Il s’essouffle de plus en plus, comme si notre entretien avait raison de ses forces. Je l’observe en silence alors qu’il reste à genoux, sans chercher à se relever. La décision est évidente et pourtant je n’arrive pas à la prendre. M’influence-t-il ? Ou bien suis-je en train de croire à son histoire ? Je passe mes mains sur mon visage et lui tourne le dos. Je ne peux pas le libérer, ce n’est pas possible ! Il me tuerait. Il tuerait sans doute aussi Tristan…
– Valentine… Pitié.
Je prends une large inspiration, la gorge nouée. Je lui fais face de nouveau. Ses yeux rouges sont suppliants.
– Je… Je ne peux pas faire ça ! Si vous dites vrai, ce serait prendre un trop grand risque pour moi, pour Tristan…
– Vous ne risquez rien, ni vous, ni le petit. Je vous le jure. Je vous en prie…
Je sens mon cœur s’attendrir dangereusement. Comment remonter en le laissant là, attaché, séquestré, sur le point de mourir peut-être ? C’est impossible. Même s’il est bien un vampire, même s’il a tué Mme Hilgarde, c’est inhumain ! Je comprends en cet instant, alors que ses yeux rouges ne m’effraient plus, que ma décision est déjà prise.
– Co… Comment vous libérer ? Où sont les clefs ?
– Il n’y en a pas.
– Mais alors, c’est impossible !
– Si je peux retrouver une partie de mes forces, je me libérerais sans difficultés.
– Et comment voulez-vous… Oh ! Non, non, n’y pensez pas !
Je le vois se remettre debout péniblement. Il tremble mais fait deux pas dans ma direction. A cette distance, ses bras, retenus par les lourdes chaînes, sont tendus vers l’arrière. Je comprends ce qu’il veut faire, ce qu’il me propose, mais je panique. Il le sent.
– Vous aurez le contrôle, Valentine, je ne peux pas vous retenir dans cette position. Mais il faut faire vite : nous n’avons plus beaucoup de temps.
Ce « nous » dans sa bouche me rassure inexplicablement. Suis-je à ce point écervelée que je suis prête à offrir mon sang à un vampire ? À cet être décharné, tendu vers moi, et qui m’attire alors que je devrais le trouver repoussant ? Merde ! Combien de fois ai-je regardé Twilight ? Sans doute beaucoup trop ! Je déglutis et fais un pas vers lui. Je pourrais le toucher en tendant la main.
– Vous êtes vraiment un vampire ?
– Je suis une créature de la terre, comme une autre, comme vous.
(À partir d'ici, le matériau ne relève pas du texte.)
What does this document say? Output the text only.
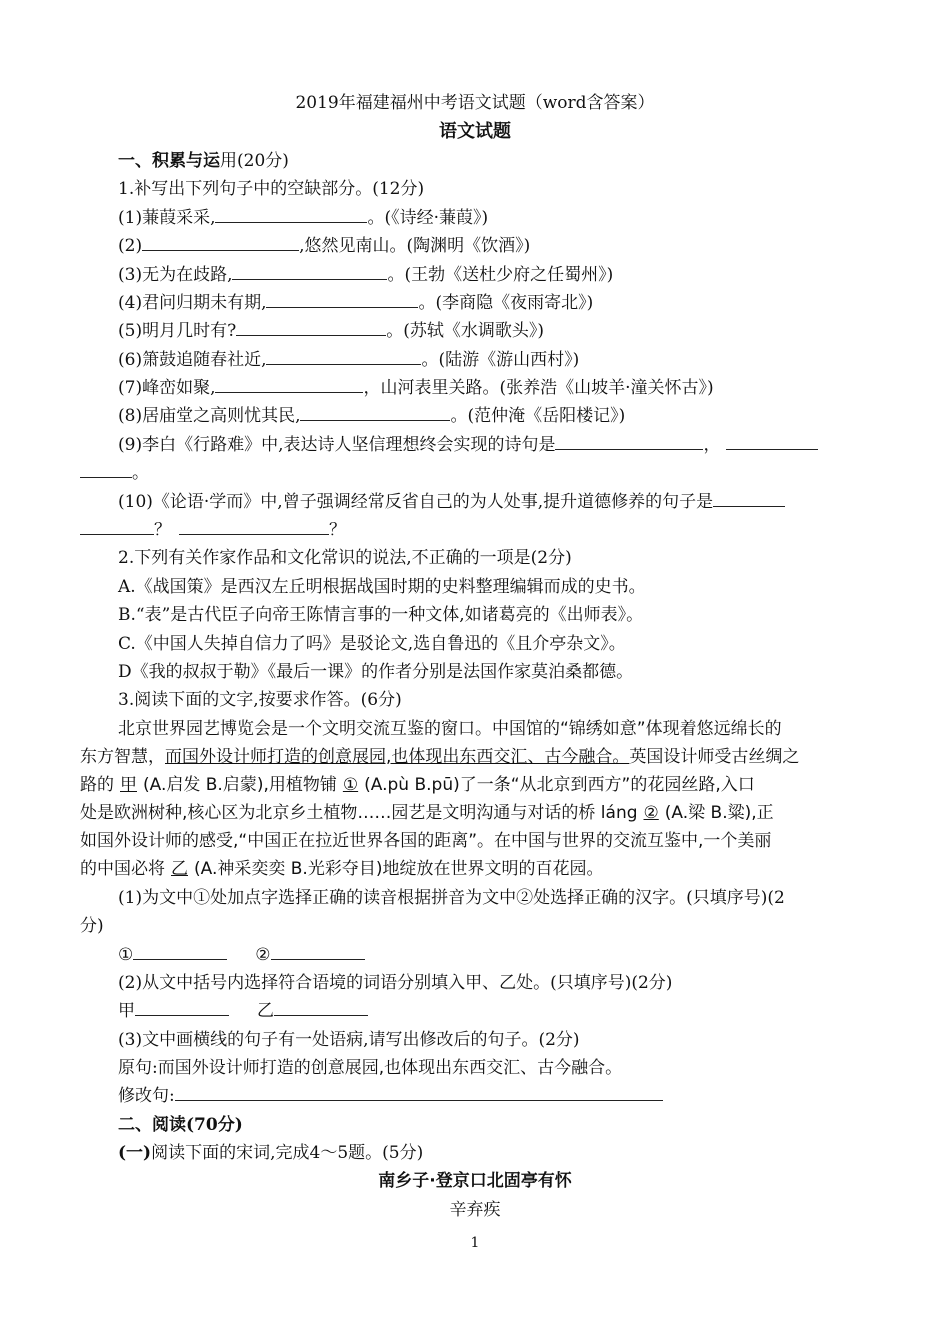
2019年福建福州中考语文试题（word含答案）
语文试题
一、积累与运用(20分)
1.补写出下列句子中的空缺部分。(12分)
(1)蒹葭采采,	。(《诗经·蒹葭》)
(2)	,悠然见南山。(陶渊明《饮酒》)
(3)无为在歧路,	。(王勃《送杜少府之任蜀州》)
(4)君问归期未有期,	。(李商隐《夜雨寄北》)
(5)明月几时有?	。(苏轼《水调歌头》)
(6)箫鼓追随春社近,	。(陆游《游山西村》)
(7)峰峦如聚,	，山河表里关路。(张养浩《山坡羊·潼关怀古》)
(8)居庙堂之高则忧其民,	。(范仲淹《岳阳楼记》)
(9)李白《行路难》中,表达诗人坚信理想终会实现的诗句是	，
。
(10)《论语·学而》中,曾子强调经常反省自己的为人处事,提升道德修养的句子是
？	？
2.下列有关作家作品和文化常识的说法,不正确的一项是(2分)
A.《战国策》是西汉左丘明根据战国时期的史料整理编辑而成的史书。
B.“表”是古代臣子向帝王陈情言事的一种文体,如诸葛亮的《出师表》。
C.《中国人失掉自信力了吗》是驳论文,选自鲁迅的《且介亭杂文》。
D《我的叔叔于勒》《最后一课》的作者分别是法国作家莫泊桑都德。
3.阅读下面的文字,按要求作答。(6分)
北京世界园艺博览会是一个文明交流互鉴的窗口。中国馆的“锦绣如意”体现着悠远绵长的
东方智慧，而国外设计师打造的创意展园,也体现出东西交汇、古今融合。英国设计师受古丝绸之
路的 甲 (A.启发 B.启蒙),用植物铺 ① (A.pù B.pū)了一条“从北京到西方”的花园丝路,入口
处是欧洲树种,核心区为北京乡土植物……园艺是文明沟通与对话的桥 láng ② (A.梁 B.粱),正
如国外设计师的感受,“中国正在拉近世界各国的距离”。在中国与世界的交流互鉴中,一个美丽
的中国必将 乙 (A.神采奕奕 B.光彩夺目)地绽放在世界文明的百花园。
(1)为文中①处加点字选择正确的读音根据拼音为文中②处选择正确的汉字。(只填序号)(2
分)
①	②
(2)从文中括号内选择符合语境的词语分别填入甲、乙处。(只填序号)(2分)
甲	乙
(3)文中画横线的句子有一处语病,请写出修改后的句子。(2分)
原句:而国外设计师打造的创意展园,也体现出东西交汇、古今融合。
修改句:
二、阅读(70分)
(一)阅读下面的宋词,完成4～5题。(5分)
南乡子·登京口北固亭有怀
辛弃疾
1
Je tends la main et la pose sur son torse. Il expire bruyamment alors que je découvre la fraîcheur de sa peau blanche. Je laisse ma main en place, prête à le repousser de toutes mes forces si cela tourne mal. « Mais, putain, comment cela pourrait-il bien tourner ? » me hurle le peu de bon sens qu’il me reste alors que je m’approche un peu plus. Non, il y a quelque chose dans son étrange regard qui me fait croire qu’il ne me fera pas de mal.
– Jurez-moi que vous ne me tuerez pas, et Tristan non plus… murmuré-je contre lui.
– Je vous le jure, fait-il dans un grognement.
Son visage est tourné vers moi, impatient, vorace, mais je n’arrive pas à avoir peur. Il me manipule, j’en suis sûre et le pire que tout c’est que j’en suis consciente ! Mais j’ai tout de même l’impression d’avoir le choix. Je fais un dernier pas. Je suis contre lui. Je pose ma seconde main sur son torse alors que j’entends les chaînes gémir sous la pression qu’il leur impose. J’ai peur, mais une excitation inconnue me saisit alors qu’il se penche vers mon cou.
– Ça va aller, Valentine… me murmure-t-il à l’oreille.
La voix est basse, sourde comme celle d’un démon, mais je le crois. Je penche la tête sur le côté, lui offrant ce que j’ai de plus précieux : ma vie. Et ma naïveté aussi peut-être. En une fraction de seconde, je sens ma peau se déchirer sous ses crocs et mon sang battre contre ses lèvres. Une force invisible me plaque contre lui et mon souffle s’accélère. Il est trop tard pour reculer.